ビリー・ブレッケンリッジの「ヘルドラド」

 ビリー・ブレッケンリッジ (William Milton ‘Billy’ Breakenridge, 1846.12.25-1931.01.31)は、映画「トゥームストーン」(1993)で、軟弱な人物に描かれているが、実際のブレッケンリッジに対する一般的な評価は、「トゥームストーンでかつて仕えた最も丁重で控え目な治安維持官(most cordial and modest peace officer)」であった。彼は銃を最後の手段としてのみ使用したが、必要な場合には、素早く精確に使用した。

 ビリー・ブレッケンリッジは1846年12月25日ウィスコンシン州ウォータータウンに生まれた。14歳まで地元の学校に通った後、列車の中の新聞売りとして働いた。
 南北戦争中の1862年冬(15歳)に家を飛び出してミズーリ州ローラで軍需品部門の輸送隊の手伝いをした。その後、兄のいるコロラド準州デンヴァーで臨時雇いの荷馬車による物資輸送、家畜の管理、準州議会における議員奉仕係(page)などをした。
 1864年、対インディアン作戦のために百日間徴用で新たに編成された第三コロラド騎兵連隊に入隊して伝令として仕えた。この部隊はチヴィントン大佐に率いられて1864年11月29日、サンドクリークのインディアンの村を襲撃した(「サンドクリークの虐殺」)。
 1864年末に除隊後、コロラド北部、ネブラスカ、ワイオミングの境界を流れるプラット川流域で、荷馬車による物資輸送、家畜の管理、車掌などをした。1869年コロラド準州キットカーソンを訪れたとき、保安官トーマス・スミス(後にアビリーンの保安官となり、 “No Gun Marshal”と呼ばれた、1830-1870)と面識を得て、感銘を受けた。
 1870年春、デンヴァー&リオグランデ鉄道に、最初枕木材伐採の樵として雇われ、後に測量の手伝いをして測量を習い、測量技師として働いた。

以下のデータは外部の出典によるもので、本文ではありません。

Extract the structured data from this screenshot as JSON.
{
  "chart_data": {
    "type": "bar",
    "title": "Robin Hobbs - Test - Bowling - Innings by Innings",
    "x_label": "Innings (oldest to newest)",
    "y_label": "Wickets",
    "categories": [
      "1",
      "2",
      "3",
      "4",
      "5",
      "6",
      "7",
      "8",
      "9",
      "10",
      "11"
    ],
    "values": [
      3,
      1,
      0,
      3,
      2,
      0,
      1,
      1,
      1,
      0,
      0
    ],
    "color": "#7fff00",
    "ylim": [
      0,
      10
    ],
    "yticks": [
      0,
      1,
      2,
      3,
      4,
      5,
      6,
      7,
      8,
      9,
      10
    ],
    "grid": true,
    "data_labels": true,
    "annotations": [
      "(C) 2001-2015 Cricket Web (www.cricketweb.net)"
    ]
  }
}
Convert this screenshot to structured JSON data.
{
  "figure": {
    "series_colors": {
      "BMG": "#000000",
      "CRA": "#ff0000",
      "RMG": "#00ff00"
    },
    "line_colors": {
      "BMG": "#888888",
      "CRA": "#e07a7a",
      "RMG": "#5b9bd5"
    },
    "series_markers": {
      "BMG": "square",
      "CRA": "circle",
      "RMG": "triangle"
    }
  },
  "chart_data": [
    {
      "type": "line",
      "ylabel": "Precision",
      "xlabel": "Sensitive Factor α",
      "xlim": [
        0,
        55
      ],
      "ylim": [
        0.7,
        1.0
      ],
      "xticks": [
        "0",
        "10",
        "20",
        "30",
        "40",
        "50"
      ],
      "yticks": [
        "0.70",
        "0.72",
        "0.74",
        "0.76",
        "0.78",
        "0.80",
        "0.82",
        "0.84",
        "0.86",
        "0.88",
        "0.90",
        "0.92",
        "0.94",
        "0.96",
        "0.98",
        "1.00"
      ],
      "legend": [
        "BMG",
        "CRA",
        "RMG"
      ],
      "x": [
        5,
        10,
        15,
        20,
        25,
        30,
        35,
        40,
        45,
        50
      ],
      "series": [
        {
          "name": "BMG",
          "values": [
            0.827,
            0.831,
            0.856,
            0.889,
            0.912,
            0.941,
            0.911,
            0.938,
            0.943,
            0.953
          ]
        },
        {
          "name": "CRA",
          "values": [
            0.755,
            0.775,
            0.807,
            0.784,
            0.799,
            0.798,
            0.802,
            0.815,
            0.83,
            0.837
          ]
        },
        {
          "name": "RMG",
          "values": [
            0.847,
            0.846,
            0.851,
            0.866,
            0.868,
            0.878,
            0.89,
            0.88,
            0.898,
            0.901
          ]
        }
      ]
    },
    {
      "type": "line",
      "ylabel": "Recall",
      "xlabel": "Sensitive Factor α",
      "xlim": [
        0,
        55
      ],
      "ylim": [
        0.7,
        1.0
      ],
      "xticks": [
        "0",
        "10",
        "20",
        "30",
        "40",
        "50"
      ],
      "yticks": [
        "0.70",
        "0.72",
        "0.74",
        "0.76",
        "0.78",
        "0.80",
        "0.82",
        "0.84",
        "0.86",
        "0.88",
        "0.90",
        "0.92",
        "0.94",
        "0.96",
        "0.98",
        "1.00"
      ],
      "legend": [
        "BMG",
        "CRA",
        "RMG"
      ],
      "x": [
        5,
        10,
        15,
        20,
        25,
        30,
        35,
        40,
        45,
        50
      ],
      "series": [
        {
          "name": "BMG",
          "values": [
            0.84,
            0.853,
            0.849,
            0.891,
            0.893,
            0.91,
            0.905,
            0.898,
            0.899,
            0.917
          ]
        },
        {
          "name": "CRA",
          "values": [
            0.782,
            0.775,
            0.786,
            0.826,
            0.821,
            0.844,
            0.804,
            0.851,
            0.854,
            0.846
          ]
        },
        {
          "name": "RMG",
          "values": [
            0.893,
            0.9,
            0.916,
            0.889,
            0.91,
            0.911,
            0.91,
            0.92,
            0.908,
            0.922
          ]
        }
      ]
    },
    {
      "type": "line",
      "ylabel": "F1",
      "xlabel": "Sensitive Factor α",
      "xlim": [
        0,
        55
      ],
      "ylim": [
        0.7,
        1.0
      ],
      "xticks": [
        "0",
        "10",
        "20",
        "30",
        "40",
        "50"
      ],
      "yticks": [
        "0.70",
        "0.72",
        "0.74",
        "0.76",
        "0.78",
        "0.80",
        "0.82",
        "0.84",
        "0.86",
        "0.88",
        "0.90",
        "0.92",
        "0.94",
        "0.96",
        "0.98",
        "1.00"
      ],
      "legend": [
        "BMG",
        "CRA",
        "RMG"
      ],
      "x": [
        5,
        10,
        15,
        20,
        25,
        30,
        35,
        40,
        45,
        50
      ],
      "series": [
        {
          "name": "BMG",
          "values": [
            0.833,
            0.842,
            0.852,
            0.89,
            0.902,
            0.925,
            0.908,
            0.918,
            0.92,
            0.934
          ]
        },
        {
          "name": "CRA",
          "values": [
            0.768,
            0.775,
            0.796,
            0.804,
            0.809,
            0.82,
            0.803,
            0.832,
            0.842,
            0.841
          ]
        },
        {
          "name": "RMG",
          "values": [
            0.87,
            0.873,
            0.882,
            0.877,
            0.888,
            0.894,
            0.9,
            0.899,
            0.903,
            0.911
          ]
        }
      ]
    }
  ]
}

 こうした辺境地での暮らしの中でブレッケンリッジは、荒野で生きる術、家畜の扱い、追跡術、インディアンの習性、銃器の扱いなどフロンティアマンとしての技量を修得していた。彼は最後の手段として、相手が撃ってきたとき以外には使わなかったが、銃の名手であった。

 1876年、アリゾナへの移住集団にガイドとして雇われ、トリニダド(コロラド)からアルバカーキ(ニューメキシコ)を経由してアリゾナ準州プレスコットに旅した。そのままアリゾナに留まり、フェニックスで荷馬車による物資輸送などに従事し、ブロードウェイ(Broadway)郡保安官の下で代理(deputy)に任命された。
 1879年末、多くの者たちと同様に銀に惹き寄せられてトゥームストーン周辺で探鉱をしたが成功しなかった。その後トゥームストーンに留まり1880年秋まで鉱山施設への木材輸送などをしていた。
 1881年1月、ジョン・ビーハン(John Behan)がコチーズ郡保安官に任命されると、ビーハンはブレッケンリッジを代理(の一人)に指名した。上司のビーハンと同様に、ブレッケンリッジは「カウボーイズ」とある程度折り合いをつけながら法を執行した。
 1881年10月26日の「O.K.コラール近くのガンファイト」当日には、彼は別の犯罪捜査でトゥームストーンには不在であった。
 1882年3月末の、モーガン・アープ暗殺に続くアープ隊とビーハンの追跡隊との「追いかけっこ」には加わらなかった。同じころに起きた鉱山会社強盗殺人犯人追跡中の3月26日、撃ち合いとなり、ブレッケンリッジの治安維持官としての経歴の中で唯一相手の一人を射殺した。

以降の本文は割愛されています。